Pershing had begun his long and celebrated military career in the cavalry during the 1880s. He taught at West Point and fought in the Spanish- and Philippine-American wars. At the start of World War I, Pershing was promoted to the rank of general and chosen commander of the American Expeditionary Force. For his wartime service, Woodrow Wilson promoted him to the newly created rank of General of the Armies of the United States in 1919 and, in 1921, after rebuffing suggestions that he run for the presidency, Pershing accepted the post of Chief of Staff of the United States Army, his final military position which he held for three years and is the subject of our letter. During his tenure, he established the Reserve Officers Association at the behest of World War I combat veterans. The recipient of our letter, a language teacher in New York City, was evidently among them.

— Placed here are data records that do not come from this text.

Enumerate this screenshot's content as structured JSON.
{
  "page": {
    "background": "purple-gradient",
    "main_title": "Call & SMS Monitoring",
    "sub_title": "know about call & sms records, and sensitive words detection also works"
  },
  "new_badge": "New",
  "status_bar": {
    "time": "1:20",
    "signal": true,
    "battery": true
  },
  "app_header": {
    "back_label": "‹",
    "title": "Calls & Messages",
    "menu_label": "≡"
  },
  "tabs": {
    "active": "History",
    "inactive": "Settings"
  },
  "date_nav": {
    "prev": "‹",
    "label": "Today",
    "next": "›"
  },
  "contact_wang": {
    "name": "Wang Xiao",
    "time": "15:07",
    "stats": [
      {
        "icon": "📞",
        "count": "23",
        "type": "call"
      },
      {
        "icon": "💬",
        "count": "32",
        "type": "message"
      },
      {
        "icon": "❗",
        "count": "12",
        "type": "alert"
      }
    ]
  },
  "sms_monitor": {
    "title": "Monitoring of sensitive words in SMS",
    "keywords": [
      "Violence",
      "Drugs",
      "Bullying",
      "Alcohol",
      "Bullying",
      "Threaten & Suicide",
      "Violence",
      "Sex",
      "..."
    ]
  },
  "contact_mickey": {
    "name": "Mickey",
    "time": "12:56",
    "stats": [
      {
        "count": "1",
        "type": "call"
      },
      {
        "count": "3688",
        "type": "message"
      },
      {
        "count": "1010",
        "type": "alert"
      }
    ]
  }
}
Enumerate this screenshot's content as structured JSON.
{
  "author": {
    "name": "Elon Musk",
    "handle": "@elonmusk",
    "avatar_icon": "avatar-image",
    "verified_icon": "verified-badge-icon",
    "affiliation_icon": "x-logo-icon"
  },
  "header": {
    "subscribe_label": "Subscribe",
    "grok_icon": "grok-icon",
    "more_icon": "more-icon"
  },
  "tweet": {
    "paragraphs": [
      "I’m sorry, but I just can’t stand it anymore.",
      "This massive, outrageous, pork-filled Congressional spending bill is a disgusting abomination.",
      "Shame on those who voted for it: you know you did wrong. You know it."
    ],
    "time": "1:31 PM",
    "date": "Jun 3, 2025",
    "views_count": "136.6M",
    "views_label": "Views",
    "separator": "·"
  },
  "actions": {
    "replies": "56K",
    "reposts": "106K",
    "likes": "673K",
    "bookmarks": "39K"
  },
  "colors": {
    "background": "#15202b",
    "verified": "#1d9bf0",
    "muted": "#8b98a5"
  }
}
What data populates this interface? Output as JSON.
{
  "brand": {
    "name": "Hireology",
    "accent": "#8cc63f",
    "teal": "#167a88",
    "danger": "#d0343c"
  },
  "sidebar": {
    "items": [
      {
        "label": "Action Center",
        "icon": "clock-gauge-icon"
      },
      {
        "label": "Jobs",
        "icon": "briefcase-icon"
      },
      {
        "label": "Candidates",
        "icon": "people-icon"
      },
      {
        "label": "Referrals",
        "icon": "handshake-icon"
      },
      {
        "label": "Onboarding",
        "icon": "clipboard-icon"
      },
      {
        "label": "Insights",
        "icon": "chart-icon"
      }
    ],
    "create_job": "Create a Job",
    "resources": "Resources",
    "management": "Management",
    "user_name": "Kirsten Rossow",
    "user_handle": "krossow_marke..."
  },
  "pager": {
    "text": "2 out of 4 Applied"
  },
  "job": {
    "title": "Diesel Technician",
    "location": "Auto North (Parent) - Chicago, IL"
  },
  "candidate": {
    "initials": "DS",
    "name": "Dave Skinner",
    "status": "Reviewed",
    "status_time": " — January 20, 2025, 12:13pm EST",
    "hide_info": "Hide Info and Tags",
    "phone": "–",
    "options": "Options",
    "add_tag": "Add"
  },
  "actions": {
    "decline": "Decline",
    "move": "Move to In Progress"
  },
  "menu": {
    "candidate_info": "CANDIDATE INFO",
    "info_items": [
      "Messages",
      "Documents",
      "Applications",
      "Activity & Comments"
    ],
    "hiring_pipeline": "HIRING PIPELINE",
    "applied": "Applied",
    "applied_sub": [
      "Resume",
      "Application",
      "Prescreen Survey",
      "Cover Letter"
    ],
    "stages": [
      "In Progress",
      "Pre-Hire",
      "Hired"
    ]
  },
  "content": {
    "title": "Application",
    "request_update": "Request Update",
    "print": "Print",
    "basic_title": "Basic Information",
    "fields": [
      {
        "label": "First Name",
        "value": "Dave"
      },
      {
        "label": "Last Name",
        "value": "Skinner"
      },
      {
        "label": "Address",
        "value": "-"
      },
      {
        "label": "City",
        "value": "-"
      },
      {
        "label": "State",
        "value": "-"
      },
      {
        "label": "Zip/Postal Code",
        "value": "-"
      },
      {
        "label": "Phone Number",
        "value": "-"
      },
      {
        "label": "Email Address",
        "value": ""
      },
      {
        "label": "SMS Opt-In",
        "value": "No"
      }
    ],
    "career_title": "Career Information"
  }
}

Marshall went on to enjoy a similarly celebrated military career. As brigadier general, he was appointed FDR’s Army Chief of Staff on September 1, 1939, the day the Second World War began. Marshall did much to expand and modernize the army and after the U.S. entry into the conflict he coordinated the military strategy of the Allies for which he was dubbed the “organizer of victory” by Winston Churchill. In 1944, he became the second officer, after Douglas McArthur, to receive the rank of five-star general. As Truman’s secretary of state, he introduced the U.S. plan to help Europe recover from the war, known as the Marshall Plan, which won him the 1953 Nobel Peace Prize. In 1950 he joined Truman’s cabinet as secretary of defense during the Korean War.
Written on a folded sheet and in very good condition. Very rare from this early period.